Celso Amorim: o chanceler otimista
- Análisis
O ex-ministro de relações exteriores, Celso Luiz Nunes Amorim. Foto: Felipe Barra
O ex-ministro de relações exteriores fala com exclusividade ao Brasil de Fato sobre a política externa “altiva e ativa” do Brasil, o papel da imprensa e as denúncias da suposta ideologização dos temas internacionais pelo Estado brasileiro.
Do dia 1o de janeiro de 2003 a 1o de janeiro de 2011, Celso Luiz Nunes Amorim foi umas das principais vozes, o rosto e a presença brasileira fora do território tupiniquim. Sob seu comando, a política externa brasileira seguiu um caminho claro e ousado: ser ativa e altiva.
“Ativa porque o Brasil não ia temer tomar ações e iniciativas, e altiva porque nós não íamos nos submeter a agendas traçadas por outrem se nós não concordássemos”, explicou nessa entrevista exclusiva ao Brasil de Fato, em seu apartamento no Rio de Janeiro.
A ousadia de Amorim pode ser justificada por conta de seu otimismo. No seu mais recente livro, ele aponta que sempre acreditou que “o exercício da diplomacia implica uma atitude deliberadamente otimista, ainda quando a probabilidade de êxito possa parecer relativamente baixa. Com frequência, trata-se de fazer uma 'aposta' na solução negociada, ainda que ela possa envolver algum grau de risco”.
No livro “Teerã, Ramalá e Doha – Memórias da política externa altiva e ativa”, lançado pela Editora Benvirá este ano, o ex-chanceler e ex-ministro da Defesa conta três passagens marcantes da atual diplomacia brasileira e os avanços e dificuldades do país nessa área.
Confira abaixo a entrevista:
Brasil de Fato - No livro, o senhor cita mais de uma vez que é um otimista. O que esse otimismo pode atrapalhar ou ajudar um chanceler?
Celso Amorim - Eu sou otimista, mas não deixo de ter uma dose de realismo. Você não pode ser ingênuo. Quando eu disse isso, eu quis dizer que em todas as decisões políticas tem-se uma certa dose de aposta, você nunca tem certeza, nunca é um cálculo como no final da partida de xadrez, em que você conta as casinhas e vê se vai conseguir fazer o xeque-mate. Entram variáveis diferentes e eu acho que quando existe uma hipótese mais razoável, que é a mais otimista, você deve apostar nela, porque se você apostar contra ela, é certo que não vai ocorrer.
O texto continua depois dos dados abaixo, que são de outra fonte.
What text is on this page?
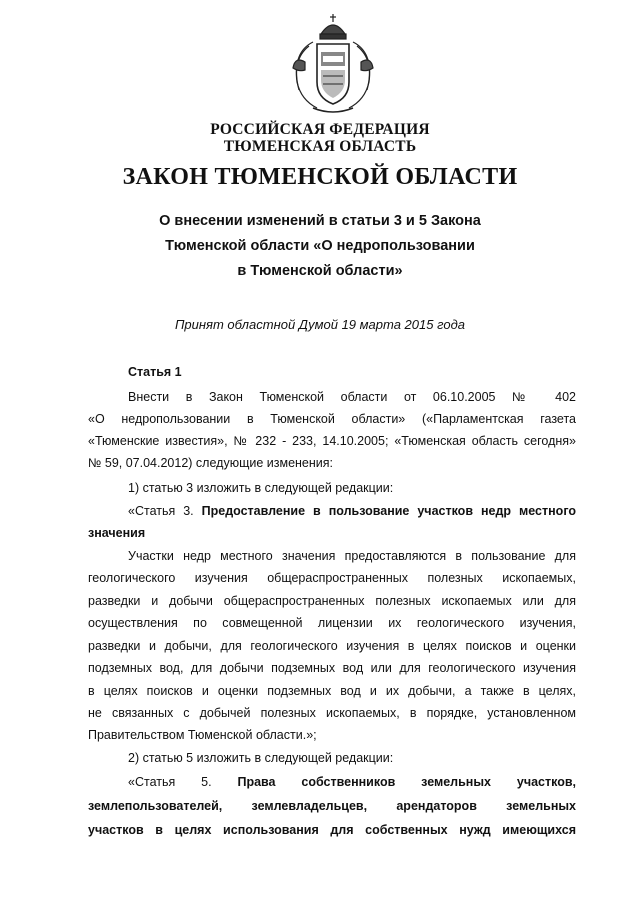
РОССИЙСКАЯ ФЕДЕРАЦИЯ
ТЮМЕНСКАЯ ОБЛАСТЬ
ЗАКОН ТЮМЕНСКОЙ ОБЛАСТИ
О внесении изменений в статьи 3 и 5 Закона
Тюменской области «О недропользовании
в Тюменской области»
Принят областной Думой 19 марта 2015 года
Статья 1
Внести в Закон Тюменской области от 06.10.2005 № 402
«О недропользовании в Тюменской области» («Парламентская газета
«Тюменские известия», № 232 - 233, 14.10.2005; «Тюменская область сегодня»
№ 59, 07.04.2012) следующие изменения:
1) статью 3 изложить в следующей редакции:
«Статья 3. Предоставление в пользование участков недр местного
значения
Участки недр местного значения предоставляются в пользование для
геологического изучения общераспространенных полезных ископаемых,
разведки и добычи общераспространенных полезных ископаемых или для
осуществления по совмещенной лицензии их геологического изучения,
разведки и добычи, для геологического изучения в целях поисков и оценки
подземных вод, для добычи подземных вод или для геологического изучения
в целях поисков и оценки подземных вод и их добычи, а также в целях,
не связанных с добычей полезных ископаемых, в порядке, установленном
Правительством Тюменской области.»;
2) статью 5 изложить в следующей редакции:
«Статья 5. Права собственников земельных участков,
землепользователей, землевладельцев, арендаторов земельных
участков в целях использования для собственных нужд имеющихся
Tanto no caso da Declaração de Teerã [acordo mediado por Brasil e Turquia, sobre o programa nuclear iraniano, em 2010], quanto no caso da Rodada de Doha [negociações da Organização Mundial do Comércio sobre a liberalização do comércio mundial], eu achava que havia uma razoável probabilidade de conseguir o que estávamos buscando e apostei nelas, e não acho que tenha errado totalmente, porque o que está acontecendo atualmente com a negociação dos EUA [no último dia 5 de abril foi assinado um acordo] e o Irã em matéria do programa nuclear iraniano não deixa de ir na esteira daquilo que a gente negociou.
Em relação à Rodada de Doha, que é um assunto que tem muito mais variáveis, hoje nós assistimos novamente uma tentativa de concluir a rodada. Na época do auge da negociação, em 2008, não só eu, mas o comissário europeu Peter Mandelson, com quem eu discordava muito, nós apostamos, junto com o [ex-diretor geral da OMC] Pascal Lamy, de que talvez seria possível concluir, e tentamos até o final, mas não conseguimos. Porém, bem ou mal, ficou um pacote arranjado para quando voltar a ter vontade política, se tentar concluir. Não sei se vai ser possível ou não. Hoje em dia, tenho sobre isso um pensamento mais reservado, porque com várias outras negociações ocorrendo, pode ser que os esforços se dirijam a outro caminho.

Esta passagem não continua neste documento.